Recognizing legal personality means that even a non-human being has interests and rights that the law recognizes - The precedent of ships and rivers and the new frontier of animal rights activists, but the decision of the American Court on the Happy elephant is complex

Does the elephant have legal personality? The dilemma of the New York Supreme Court

non-human entities

Soon the New York State Supreme Court will hear a case to give or not an elephant legal personality. It may seem like a strange case. But this is not the case from a legal point of view. Justice can be a concrete way to improve animal welfare.

Having a legal personality does not mean having recognized the status of a human being.

More simply and more modestly, it means recognizing that a non-human entity has its own interests and rights, ie areas whose perimeter is defined by law.

It does not necessarily mean that a legal personality has the same legal powers and obligations as a human being.

Abstract entities

That something other than a human being can have legal personality is a fairly common occurrence. The simplest example is that of commercial companies. In Anglo-Saxon law, the clue is already found in the very name of a company (inc.).

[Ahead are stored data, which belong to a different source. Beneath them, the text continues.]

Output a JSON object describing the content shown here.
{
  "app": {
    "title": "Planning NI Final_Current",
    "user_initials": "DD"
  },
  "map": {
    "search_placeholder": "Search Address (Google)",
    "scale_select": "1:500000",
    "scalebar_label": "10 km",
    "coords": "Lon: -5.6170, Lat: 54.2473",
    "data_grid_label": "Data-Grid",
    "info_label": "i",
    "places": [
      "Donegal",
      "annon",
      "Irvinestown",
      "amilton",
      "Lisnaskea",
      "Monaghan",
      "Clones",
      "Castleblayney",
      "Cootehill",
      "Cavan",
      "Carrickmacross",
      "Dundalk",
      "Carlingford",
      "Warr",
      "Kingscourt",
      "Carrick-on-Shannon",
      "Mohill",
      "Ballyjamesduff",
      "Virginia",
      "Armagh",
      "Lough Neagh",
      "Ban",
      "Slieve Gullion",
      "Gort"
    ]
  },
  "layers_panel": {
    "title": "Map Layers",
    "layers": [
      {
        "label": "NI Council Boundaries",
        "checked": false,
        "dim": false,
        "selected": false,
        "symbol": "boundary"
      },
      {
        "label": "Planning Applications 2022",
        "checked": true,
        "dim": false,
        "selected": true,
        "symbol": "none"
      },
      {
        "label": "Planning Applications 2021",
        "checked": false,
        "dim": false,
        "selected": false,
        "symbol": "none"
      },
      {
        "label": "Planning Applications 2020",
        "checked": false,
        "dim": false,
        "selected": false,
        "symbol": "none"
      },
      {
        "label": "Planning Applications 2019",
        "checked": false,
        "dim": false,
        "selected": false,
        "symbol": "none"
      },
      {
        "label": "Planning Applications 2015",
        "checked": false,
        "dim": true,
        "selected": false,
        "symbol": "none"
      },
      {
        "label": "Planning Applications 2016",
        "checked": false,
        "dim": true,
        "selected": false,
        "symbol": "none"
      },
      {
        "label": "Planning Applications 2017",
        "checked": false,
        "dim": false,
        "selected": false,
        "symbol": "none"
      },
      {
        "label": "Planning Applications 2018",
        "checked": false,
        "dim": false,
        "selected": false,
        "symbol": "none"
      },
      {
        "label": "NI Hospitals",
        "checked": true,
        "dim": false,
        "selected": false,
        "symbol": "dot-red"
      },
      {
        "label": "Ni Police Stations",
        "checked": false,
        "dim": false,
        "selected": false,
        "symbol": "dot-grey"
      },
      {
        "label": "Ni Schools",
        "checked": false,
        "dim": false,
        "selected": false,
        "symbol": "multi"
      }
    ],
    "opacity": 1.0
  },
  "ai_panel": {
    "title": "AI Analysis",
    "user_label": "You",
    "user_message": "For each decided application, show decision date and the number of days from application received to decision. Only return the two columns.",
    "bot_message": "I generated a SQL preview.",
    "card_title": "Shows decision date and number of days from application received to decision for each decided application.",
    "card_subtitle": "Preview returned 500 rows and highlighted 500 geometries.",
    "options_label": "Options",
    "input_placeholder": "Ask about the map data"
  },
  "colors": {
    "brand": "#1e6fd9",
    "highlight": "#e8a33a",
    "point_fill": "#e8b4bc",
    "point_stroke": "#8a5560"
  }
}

Commercial companies and other abstract entities are "incorporated" (i.e. endowed with a body) so that they can be recognized by law. Some companies have broad legal powers, such as public bodies, while others are limited in their responsibilities (srl).

Corporations can own property, conduct lawsuits, and even receive criminal penalties. To have a legal personality it is not necessary to have a physical entity.

physical entities

If an abstraction without tangible form can be a legal person, then it is not a great conceptual leap to give legal personality even to a thing that physically exists.

This is also nothing new. Prior to 1873 the British admiralty courts gave vessels legal personality.

In New Zealand, rivers have legal personality.

Even the fact that a natural or legal person cannot appear in court, or give instructions to their lawyers, is not an obstacle. Infants and those who are mentally or physically incapable of

communicate, are routinely assisted in their interests by a public defender or other person appointed by the State or by a court.

Pets

Some legal systems have already given legal personality to animals. In 2015 an Argentine judge ruled the legal personality of an orangutan. The judge ruled that the animal, although not a human being, must have adequately protected its rights as a person.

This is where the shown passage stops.